Not less than 0 in. and not more than 12 in. (305 mm.), measured at centerline front of seat backrest to crossbar along the line of load application as shown in Figure V-17.
24 in. (610 mm.).
(ii) The material and design combination used in the protective structure must be such that the structure can meet all prescribed performance tests at zero degrees Fahrenheit in accordance with WAC 296-155-955 (7)(b)(iv).
(b) Vehicle overturn performance requirements. You must meet the requirements of this subsection (10) in both side and rear overturns.
(c) Static test performance requirements. Design factors must be incorporated in each design to withstand an overturn test as prescribed in this subsection (10). The structural requirements will be generally met if FER is greater than one and FSB is greater than K-1 in both side and rear loadings.
(d) Dynamic test performance requirements. Design factors must be incorporated in each design to withstand the overturn test prescribed in this subsection (10).
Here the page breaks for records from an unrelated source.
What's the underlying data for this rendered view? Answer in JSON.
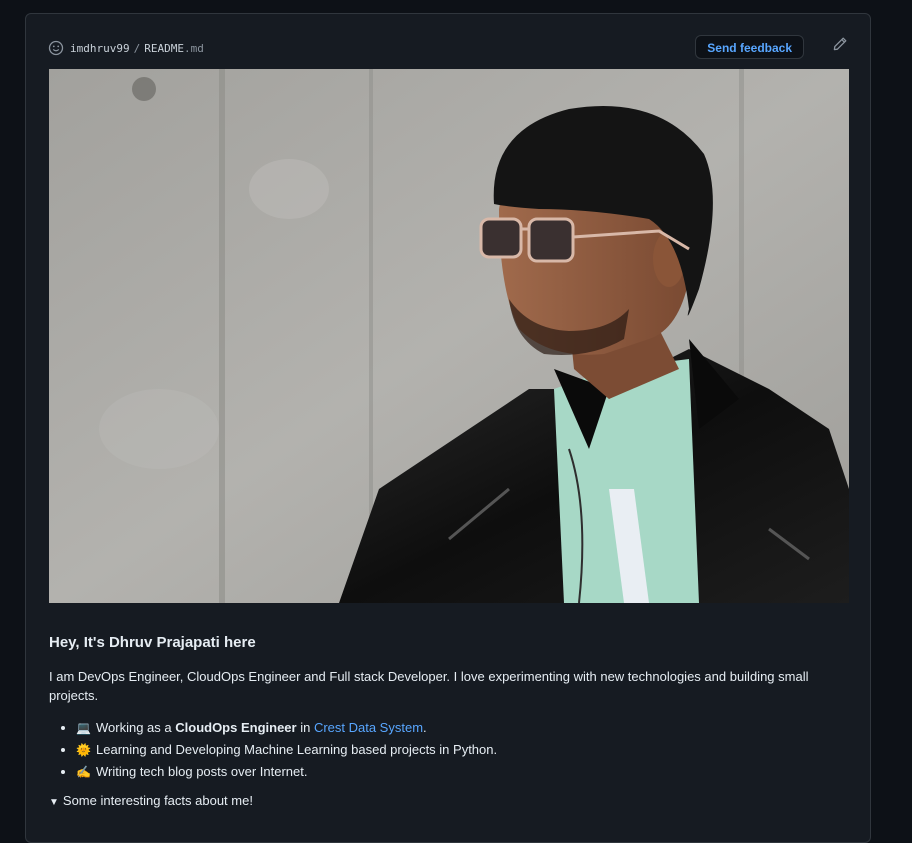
{
  "header": {
    "owner": "imdhruv99",
    "separator": "/",
    "file_name": "README",
    "file_ext": ".md",
    "feedback_label": "Send feedback"
  },
  "readme": {
    "heading": "Hey, It's Dhruv Prajapati here",
    "intro": "I am DevOps Engineer, CloudOps Engineer and Full stack Developer. I love experimenting with new technologies and building small projects.",
    "items": [
      {
        "emoji": "💻",
        "prefix": "Working as a ",
        "bold": "CloudOps Engineer",
        "middle": " in ",
        "link": "Crest Data System",
        "suffix": "."
      },
      {
        "emoji": "🌞",
        "text": "Learning and Developing Machine Learning based projects in Python."
      },
      {
        "emoji": "✍️",
        "text": "Writing tech blog posts over Internet."
      }
    ],
    "details_summary": "Some interesting facts about me!"
  },
  "icons": {
    "smiley": "smiley-icon",
    "pencil": "pencil-icon",
    "triangle": "triangle-down-icon"
  },
  "colors": {
    "link": "#58a6ff",
    "background": "#0d1117",
    "card": "#161b22"
  }
}
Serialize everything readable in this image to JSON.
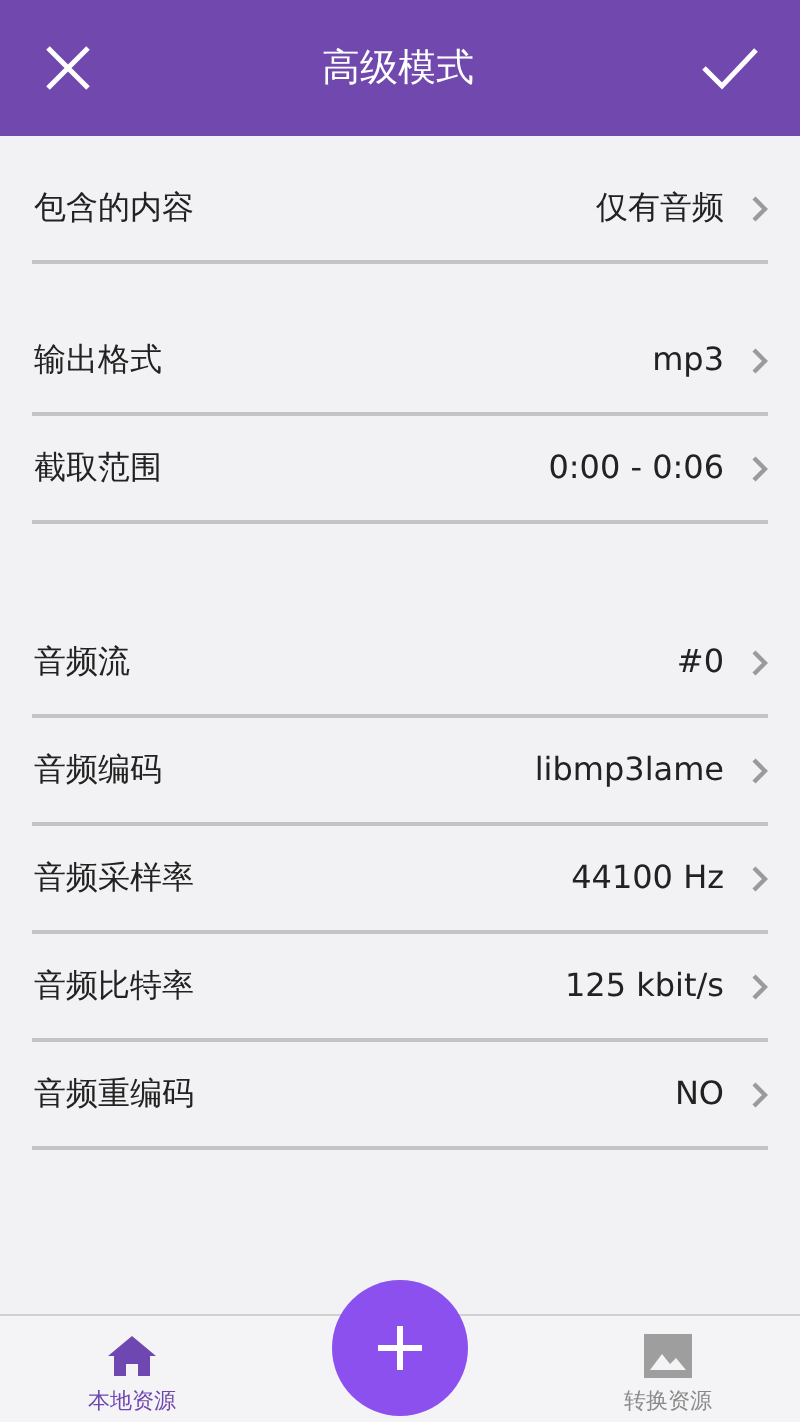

The structural requirements will be generally met if the dimensions in this subsection (10) are adhered to in both side and rear loads.
[Statutory Authority: RCW 49.17.010, 49.17.040, 49.17.050, 49.17.060. WSR 16-09-085, § 296-155-960, filed 4/19/16, effective 5/20/16. Statutory Authority: RCW 49.17.010, [49.17].040, [49.17].050. WSR 02-12-098, § 296-155-960, filed 6/5/02, effective 8/1/02; Order 74-26, § 296-155-960, filed 5/7/74, effective 6/6/74.]